DeBERTa-v3-xsmall is a compact yet powerful language model that implements Microsoft's DeBERTa architecture with ELECTRA-style pre-training. It features 12 layers with a hidden size of 384 and contains 22M backbone parameters, plus a 128K token vocabulary contributing 48M parameters in the embedding layer. Despite its smaller size, it achieves impressive performance on key NLU benchmarks.
Implementation Details
The model utilizes gradient-disentangled embedding sharing and enhanced mask decoder techniques, building upon the success of previous DeBERTa versions. It was trained on 160GB of data, similar to DeBERTa V2, and demonstrates remarkable efficiency in parameter usage.

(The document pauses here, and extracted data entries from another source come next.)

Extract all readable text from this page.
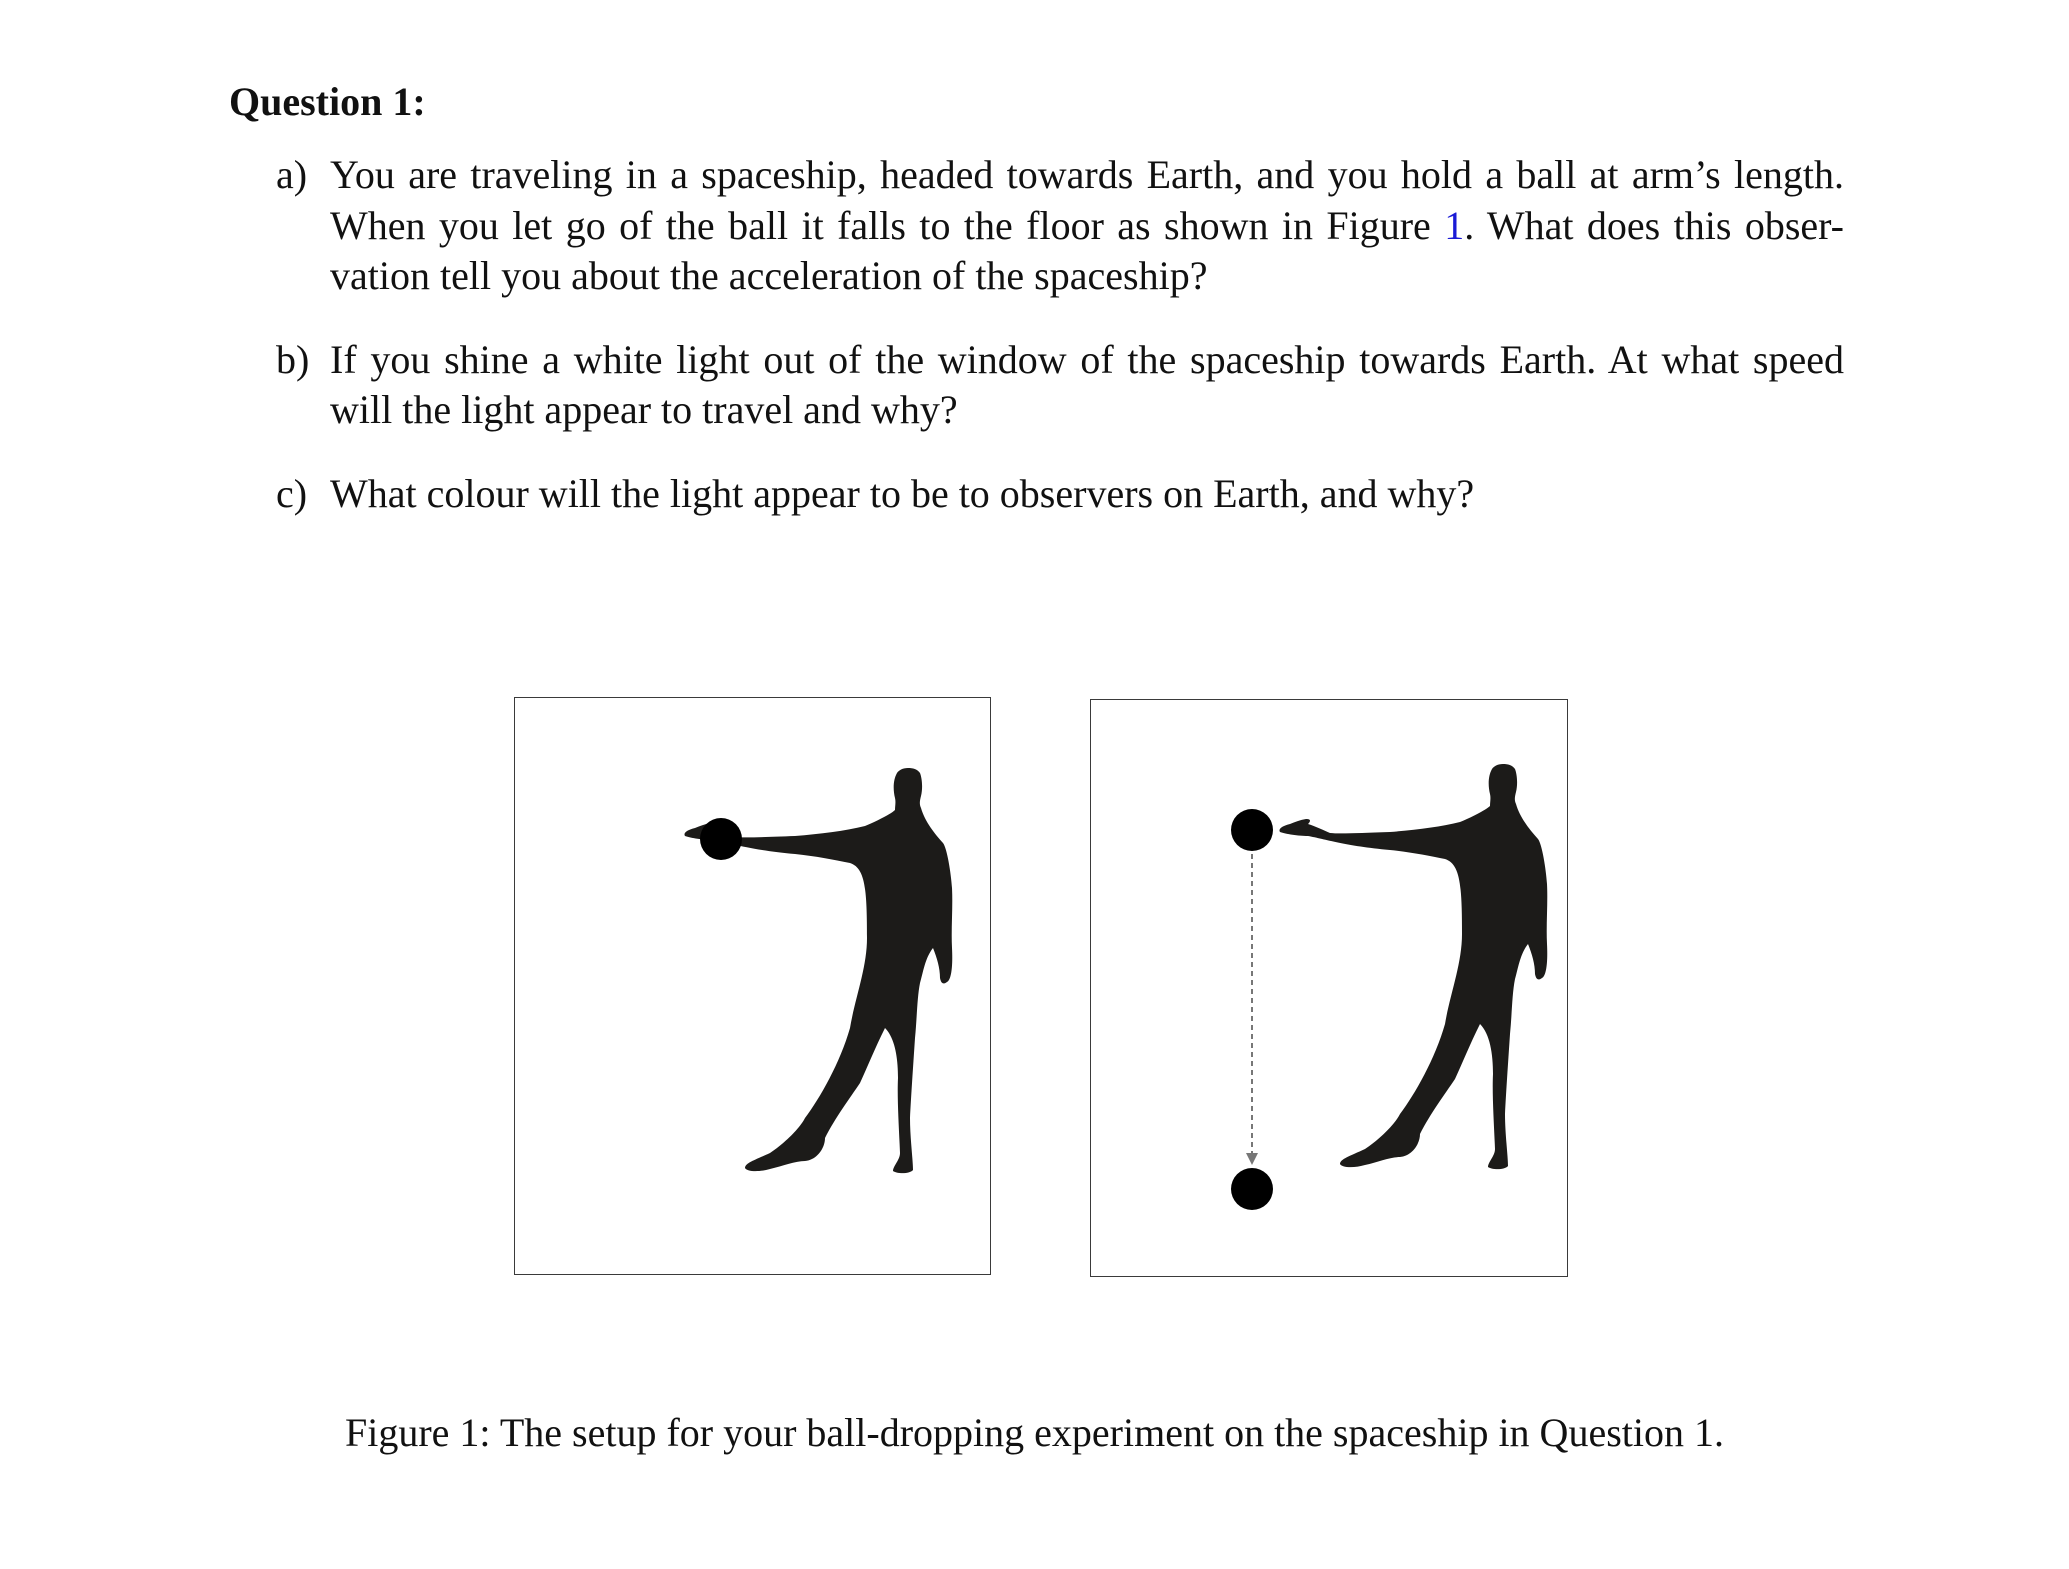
Question 1:
a) You are traveling in a spaceship, headed towards Earth, and you hold a ball at arm’s length.
When you let go of the ball it falls to the floor as shown in Figure 1. What does this obser-
vation tell you about the acceleration of the spaceship?
b) If you shine a white light out of the window of the spaceship towards Earth. At what speed
will the light appear to travel and why?
c) What colour will the light appear to be to observers on Earth, and why?
Figure 1: The setup for your ball-dropping experiment on the spaceship in Question 1.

- 12-layer architecture with 384 hidden size
- 128K token vocabulary
- ELECTRA-style pre-training with gradient-disentangled embedding sharing
- Achieves 84.8/82.0 F1/EM scores on SQuAD 2.0
- 88.1/88.3 accuracy on MNLI-m/mm tasks
Core Capabilities
- Fill-mask prediction tasks
- Natural Language Understanding (NLU)
- Question Answering
- Natural Language Inference
Frequently Asked Questions
Q: What makes this model unique?
This model stands out for achieving near BERT-base level performance with only 22M backbone parameters, making it highly efficient for deployment while maintaining strong NLU capabilities.
Q: What are the recommended use cases?
The model is particularly well-suited for resource-constrained environments that require strong NLU capabilities, including text classification, question answering, and natural language inference tasks.